Learned AR submitted that ld. CIT(A) followed the binding precedent of Special Bench of this Tribunal in the case of ACIT vs. Vireet Investment (P) ltd. (2017) 165 ITD 27(Delhi Tribunal-Special Bench) to the effect that only those investments are to be considered for computing average value of investment which yielded exempt income during the year and the investments which did not yield any exempt income during the year shall not be considered for the purposes of disallowance under Rule 8D(2)(iii) of the Rules besides considering the fact that the assessee met the investments out of its own funds and therefore, there is no scope of disallowance of interest component u/r. 8D(2)(ii) of the Rules.

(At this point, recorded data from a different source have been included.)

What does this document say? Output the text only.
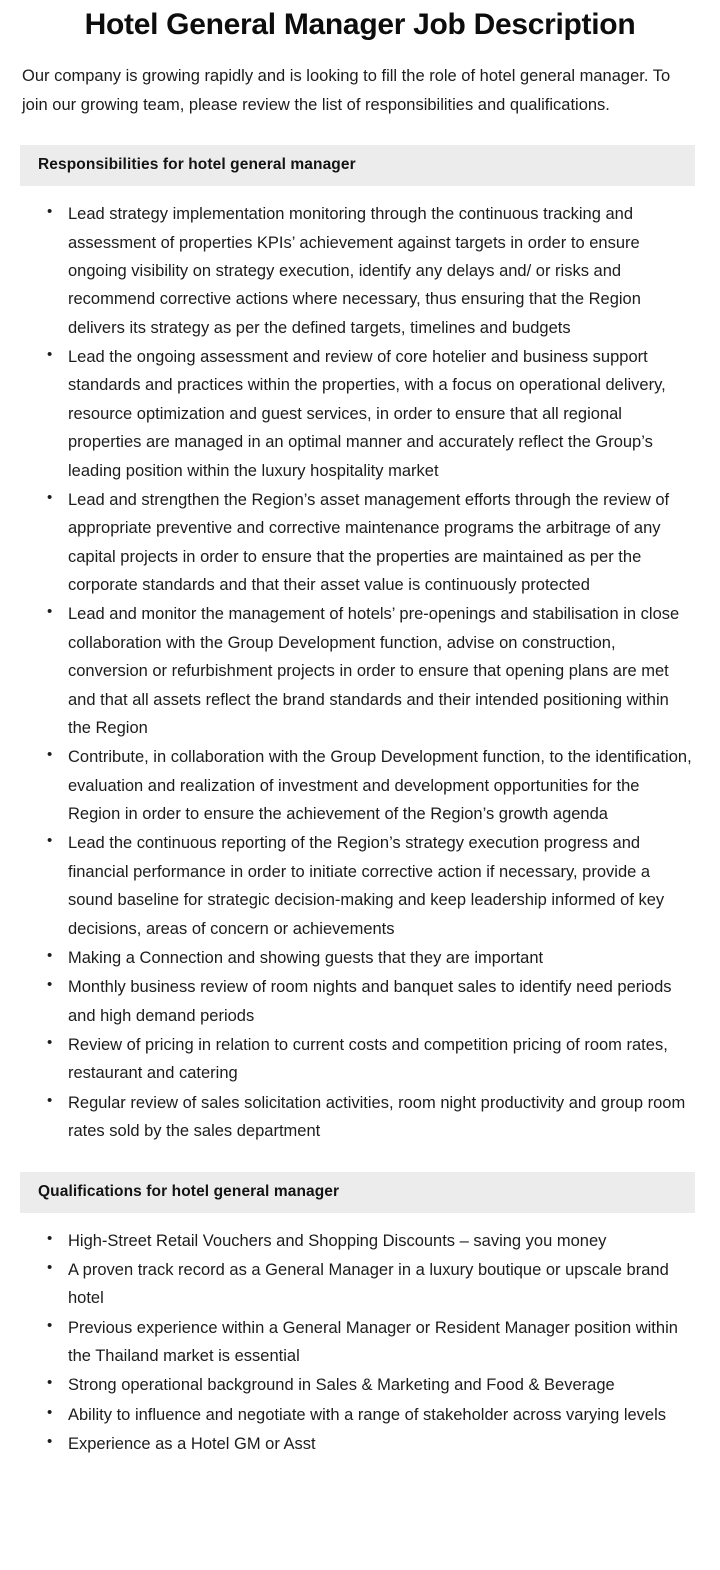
Hotel General Manager Job Description

Our company is growing rapidly and is looking to fill the role of hotel general manager. To join our growing team, please review the list of responsibilities and qualifications.

Responsibilities for hotel general manager
• Lead strategy implementation monitoring through the continuous tracking and assessment of properties KPIs’ achievement against targets in order to ensure ongoing visibility on strategy execution, identify any delays and/ or risks and recommend corrective actions where necessary, thus ensuring that the Region delivers its strategy as per the defined targets, timelines and budgets
• Lead the ongoing assessment and review of core hotelier and business support standards and practices within the properties, with a focus on operational delivery, resource optimization and guest services, in order to ensure that all regional properties are managed in an optimal manner and accurately reflect the Group’s leading position within the luxury hospitality market
• Lead and strengthen the Region’s asset management efforts through the review of appropriate preventive and corrective maintenance programs the arbitrage of any capital projects in order to ensure that the properties are maintained as per the corporate standards and that their asset value is continuously protected
• Lead and monitor the management of hotels’ pre-openings and stabilisation in close collaboration with the Group Development function, advise on construction, conversion or refurbishment projects in order to ensure that opening plans are met and that all assets reflect the brand standards and their intended positioning within the Region
• Contribute, in collaboration with the Group Development function, to the identification, evaluation and realization of investment and development opportunities for the Region in order to ensure the achievement of the Region’s growth agenda
• Lead the continuous reporting of the Region’s strategy execution progress and financial performance in order to initiate corrective action if necessary, provide a sound baseline for strategic decision-making and keep leadership informed of key decisions, areas of concern or achievements
• Making a Connection and showing guests that they are important
• Monthly business review of room nights and banquet sales to identify need periods and high demand periods
• Review of pricing in relation to current costs and competition pricing of room rates, restaurant and catering
• Regular review of sales solicitation activities, room night productivity and group room rates sold by the sales department
Qualifications for hotel general manager
• High-Street Retail Vouchers and Shopping Discounts – saving you money
• A proven track record as a General Manager in a luxury boutique or upscale brand hotel
• Previous experience within a General Manager or Resident Manager position within the Thailand market is essential
• Strong operational background in Sales & Marketing and Food & Beverage
• Ability to influence and negotiate with a range of stakeholder across varying levels
• Experience as a Hotel GM or Asst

He brought to our notice that as per audited balance sheet as on 31.03.2014, the share capital of assessee was Rs.103.40 crores whereas investments were only Rs.86.208 crores while the borrowing stood at Rs.24.69 crores. In these circumstances, the ld. AR submitted that there is no ground to interfere with the findings of the ld. CIT(A) on this aspect.
We have gone through the material on record in the light of submissions made on either side. The assessment order itself reveals that in so far as the direct expenses u/r. 8D(2)(i) are concerned, the Assessing Officer accepted that no direct expense was incurred by the assessee for earning the exempt income. There is no denial of the fact from the Revenue that as on 31.03.2014, the share capital of the assessee was Rs.103.40 crores which is more than enough to cover the investments of Rs.86.208 crores and therefore, the presumption is that the assessee invested the amounts from out of their own funds and therefore, the question of disallowing the interest component u/r. 8D(2)(ii) does not arise. In so far as consideration of investment which did not yield any dividend income for the purpose of calculating the disallowance u/r. 8D(2)(iii), it is the settled principle of law that only such investments which yielded exempt income during the year have to be considered for computing the average value of investment, and the investments which did not yield any exempt income shall not be considered. Admittedly, the assessee disallowed a sum of Rs.2,75,113/- by following this calculation. Ld. CIT(A) rightly followed the decision of Special Bench of this Tribunal in the case of ACIT vs. Vireet Investment (P) Ltd. (supra), which is binding precedent on this aspect.
For these reasons, we do not find any legal infirmity in the findings of the ld. CIT(A) and therefore, no interference is warranted with the same. We, accordingly, decline to interfere with the impugned order.
In the result, the appeal of the Revenue is dismissed.
Order pronounced in the open court on 14/10/2020.